Regulations to protect people from falling drones moved a little closer to takeoff at the European Parliament on Thursday.
Ensuring drone safety took on a new urgency this week, with GoPro’s recall of its Karma drone after unexplained mid-air power failures caused a number of them to drop out of the sky.
Under the European Union’s proposed regulations, drones will have to be registered so that their owners can be identified. While that won’t in itself stop drones from falling, it could lead pilots to take their responsibilities more seriously, legislators hope.
A 1-kilogram drone like the Karma falling from as little as 11 meters (around three stories) could kill even someone wearing a safety helmet, according to a calculator developed by the Dropped Object Prevention Scheme, which promotes safety in the oil and gas industry.

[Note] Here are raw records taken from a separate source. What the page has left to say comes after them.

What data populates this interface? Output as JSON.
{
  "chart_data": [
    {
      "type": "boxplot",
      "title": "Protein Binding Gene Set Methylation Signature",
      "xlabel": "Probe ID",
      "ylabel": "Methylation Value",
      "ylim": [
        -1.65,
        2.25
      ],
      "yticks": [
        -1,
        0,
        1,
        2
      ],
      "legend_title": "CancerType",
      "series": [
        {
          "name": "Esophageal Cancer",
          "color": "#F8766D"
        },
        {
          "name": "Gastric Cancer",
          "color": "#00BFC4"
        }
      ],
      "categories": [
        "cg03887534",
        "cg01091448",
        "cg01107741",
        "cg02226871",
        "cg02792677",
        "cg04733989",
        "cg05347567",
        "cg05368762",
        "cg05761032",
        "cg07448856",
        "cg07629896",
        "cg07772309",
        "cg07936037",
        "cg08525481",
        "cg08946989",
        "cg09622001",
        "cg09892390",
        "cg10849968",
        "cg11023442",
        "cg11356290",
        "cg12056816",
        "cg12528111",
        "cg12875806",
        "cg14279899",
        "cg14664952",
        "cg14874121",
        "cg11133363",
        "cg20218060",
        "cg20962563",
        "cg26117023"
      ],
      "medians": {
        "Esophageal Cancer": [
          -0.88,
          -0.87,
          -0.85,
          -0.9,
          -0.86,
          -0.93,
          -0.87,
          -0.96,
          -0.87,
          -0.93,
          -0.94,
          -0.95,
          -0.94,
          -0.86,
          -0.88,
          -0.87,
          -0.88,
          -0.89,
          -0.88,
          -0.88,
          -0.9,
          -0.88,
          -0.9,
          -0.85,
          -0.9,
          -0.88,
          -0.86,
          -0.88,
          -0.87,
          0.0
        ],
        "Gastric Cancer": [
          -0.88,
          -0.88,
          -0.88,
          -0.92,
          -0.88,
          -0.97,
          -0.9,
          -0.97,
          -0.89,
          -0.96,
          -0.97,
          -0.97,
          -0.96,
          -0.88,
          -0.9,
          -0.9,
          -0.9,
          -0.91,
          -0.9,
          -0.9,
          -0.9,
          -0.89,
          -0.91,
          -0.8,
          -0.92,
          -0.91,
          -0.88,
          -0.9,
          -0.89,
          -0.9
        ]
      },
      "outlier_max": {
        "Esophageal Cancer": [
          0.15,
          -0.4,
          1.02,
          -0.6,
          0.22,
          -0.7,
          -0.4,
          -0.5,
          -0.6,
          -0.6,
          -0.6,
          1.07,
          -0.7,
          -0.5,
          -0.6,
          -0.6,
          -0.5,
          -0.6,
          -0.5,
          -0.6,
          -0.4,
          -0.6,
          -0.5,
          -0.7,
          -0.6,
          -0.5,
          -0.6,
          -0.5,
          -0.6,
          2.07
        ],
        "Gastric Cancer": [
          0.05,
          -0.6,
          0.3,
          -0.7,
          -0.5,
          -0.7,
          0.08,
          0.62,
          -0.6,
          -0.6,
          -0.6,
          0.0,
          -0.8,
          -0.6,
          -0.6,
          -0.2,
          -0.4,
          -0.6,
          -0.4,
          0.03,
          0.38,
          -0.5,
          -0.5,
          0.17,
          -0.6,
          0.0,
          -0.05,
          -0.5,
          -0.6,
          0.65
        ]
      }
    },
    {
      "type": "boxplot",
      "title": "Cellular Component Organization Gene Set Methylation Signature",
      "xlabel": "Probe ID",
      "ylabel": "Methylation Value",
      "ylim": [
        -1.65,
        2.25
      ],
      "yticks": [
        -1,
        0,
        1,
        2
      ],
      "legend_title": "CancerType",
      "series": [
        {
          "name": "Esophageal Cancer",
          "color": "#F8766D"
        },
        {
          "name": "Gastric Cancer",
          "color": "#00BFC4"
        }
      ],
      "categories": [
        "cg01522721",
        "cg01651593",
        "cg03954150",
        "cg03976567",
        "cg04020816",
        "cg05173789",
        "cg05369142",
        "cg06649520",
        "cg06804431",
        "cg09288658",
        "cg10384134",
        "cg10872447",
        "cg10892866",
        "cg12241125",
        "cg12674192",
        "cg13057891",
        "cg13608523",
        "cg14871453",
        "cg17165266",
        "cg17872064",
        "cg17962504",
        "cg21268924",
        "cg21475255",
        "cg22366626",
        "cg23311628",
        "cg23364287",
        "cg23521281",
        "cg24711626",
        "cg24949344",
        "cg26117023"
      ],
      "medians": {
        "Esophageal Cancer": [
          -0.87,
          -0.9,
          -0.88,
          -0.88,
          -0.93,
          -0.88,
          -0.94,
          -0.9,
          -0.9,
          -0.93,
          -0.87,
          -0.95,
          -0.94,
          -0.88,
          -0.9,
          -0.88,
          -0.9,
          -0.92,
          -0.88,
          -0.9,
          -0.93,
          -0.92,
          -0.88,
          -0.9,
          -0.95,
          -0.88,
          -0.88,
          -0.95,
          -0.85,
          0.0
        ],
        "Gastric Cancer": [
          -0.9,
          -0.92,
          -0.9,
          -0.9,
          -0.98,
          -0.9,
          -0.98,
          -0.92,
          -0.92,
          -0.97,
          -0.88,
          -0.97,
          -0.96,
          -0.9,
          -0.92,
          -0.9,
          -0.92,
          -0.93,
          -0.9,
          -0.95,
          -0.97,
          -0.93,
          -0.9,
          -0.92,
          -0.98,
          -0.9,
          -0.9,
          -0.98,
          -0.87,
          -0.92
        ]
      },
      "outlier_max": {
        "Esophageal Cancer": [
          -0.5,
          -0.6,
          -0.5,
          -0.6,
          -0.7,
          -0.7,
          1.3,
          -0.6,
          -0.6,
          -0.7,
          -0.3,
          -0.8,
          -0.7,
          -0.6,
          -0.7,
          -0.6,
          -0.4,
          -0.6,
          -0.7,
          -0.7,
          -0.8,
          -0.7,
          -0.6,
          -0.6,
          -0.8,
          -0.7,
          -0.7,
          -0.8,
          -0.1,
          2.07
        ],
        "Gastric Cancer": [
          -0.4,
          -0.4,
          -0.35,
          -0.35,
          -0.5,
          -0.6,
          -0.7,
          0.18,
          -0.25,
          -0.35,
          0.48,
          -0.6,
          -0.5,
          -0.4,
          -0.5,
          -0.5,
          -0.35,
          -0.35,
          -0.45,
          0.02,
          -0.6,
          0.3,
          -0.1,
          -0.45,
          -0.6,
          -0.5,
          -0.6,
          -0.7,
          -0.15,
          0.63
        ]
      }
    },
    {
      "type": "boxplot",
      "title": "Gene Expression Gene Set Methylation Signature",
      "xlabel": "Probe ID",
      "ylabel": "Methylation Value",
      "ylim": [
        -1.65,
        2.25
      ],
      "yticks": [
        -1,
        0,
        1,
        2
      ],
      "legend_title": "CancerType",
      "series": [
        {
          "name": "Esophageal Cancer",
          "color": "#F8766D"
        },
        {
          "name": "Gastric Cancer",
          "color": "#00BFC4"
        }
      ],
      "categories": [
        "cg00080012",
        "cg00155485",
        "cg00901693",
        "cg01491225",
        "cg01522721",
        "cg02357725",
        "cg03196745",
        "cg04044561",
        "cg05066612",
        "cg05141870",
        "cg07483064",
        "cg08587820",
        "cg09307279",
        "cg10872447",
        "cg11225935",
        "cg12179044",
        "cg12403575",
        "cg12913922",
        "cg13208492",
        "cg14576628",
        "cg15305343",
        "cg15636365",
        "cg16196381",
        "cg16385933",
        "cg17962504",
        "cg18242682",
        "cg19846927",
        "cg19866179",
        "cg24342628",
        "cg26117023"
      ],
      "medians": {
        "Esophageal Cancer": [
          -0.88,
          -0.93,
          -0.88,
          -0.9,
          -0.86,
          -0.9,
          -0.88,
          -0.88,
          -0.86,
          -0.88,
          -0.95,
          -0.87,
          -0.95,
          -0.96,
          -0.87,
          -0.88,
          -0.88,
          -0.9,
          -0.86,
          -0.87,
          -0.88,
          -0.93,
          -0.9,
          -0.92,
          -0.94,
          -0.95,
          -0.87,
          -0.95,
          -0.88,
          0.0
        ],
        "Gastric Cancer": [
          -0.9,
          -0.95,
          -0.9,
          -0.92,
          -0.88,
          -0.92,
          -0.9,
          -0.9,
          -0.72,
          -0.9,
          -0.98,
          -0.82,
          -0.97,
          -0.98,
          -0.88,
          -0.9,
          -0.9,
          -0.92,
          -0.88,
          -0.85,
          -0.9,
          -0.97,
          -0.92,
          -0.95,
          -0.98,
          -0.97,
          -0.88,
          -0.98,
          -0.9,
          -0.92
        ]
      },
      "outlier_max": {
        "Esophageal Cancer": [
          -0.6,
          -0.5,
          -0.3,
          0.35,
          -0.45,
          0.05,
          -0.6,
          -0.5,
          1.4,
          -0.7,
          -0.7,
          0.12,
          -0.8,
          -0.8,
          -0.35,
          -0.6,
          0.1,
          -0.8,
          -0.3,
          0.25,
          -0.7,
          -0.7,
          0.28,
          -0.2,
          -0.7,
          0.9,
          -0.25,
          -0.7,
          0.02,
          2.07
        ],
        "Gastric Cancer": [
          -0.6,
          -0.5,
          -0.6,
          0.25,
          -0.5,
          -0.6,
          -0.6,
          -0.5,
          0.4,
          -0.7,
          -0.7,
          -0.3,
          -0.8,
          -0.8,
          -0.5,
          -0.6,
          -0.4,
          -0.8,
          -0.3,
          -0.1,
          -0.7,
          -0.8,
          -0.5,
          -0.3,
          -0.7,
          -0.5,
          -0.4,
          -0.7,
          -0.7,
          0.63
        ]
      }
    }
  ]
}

Parliament wants to set the threshold for drone registration at 250 grams, almost twice the weight of an iPhone 7. Drones weighing less than that would probably have to fall on someone wearing protective headgear from 40 meters (12 stories) or more to cause a fatality, according to the DROPS calculator — but a careless or irresponsible drone pilot wouldn’t need to kill someone to find themselves in trouble. Much shorter drops could cause injury or property damage.
Legislators are hoping to remove other risks with the regulations, including terrorism. They believe that requiring drones to be identifiable and registered will be sufficient to prevent their use in deliberate attacks.
The regulations, when they enter effect, will give additional powers to the EU’s executive body, the European Commission, to set rules on maximum operating altitudes and no-fly zones, and to require manufacturers to enforce such rules in drone software.
Parliament’s transport committee gave its support to the draft drone regulations as part of an update of the EU’s civil aviation safety rules, which apply only to aircraft weighing over 150 kg, whether piloted or not. Lighter craft are covered by national laws today.
Parliament must now reach agreement on a final draft with the European Council, which is composed of the heads of the states who currently legislate on drone use in the EU’s 28 member countries.
The Commission hopes that, by legislating to make European drones safer, it can boost to the continent’s aviation industry. It forecasts that the civil drone market will be worth about €15 billion (US$16.3 billion) annually within 10 years, and that it will employ around 150,000 Europeans within 25 years.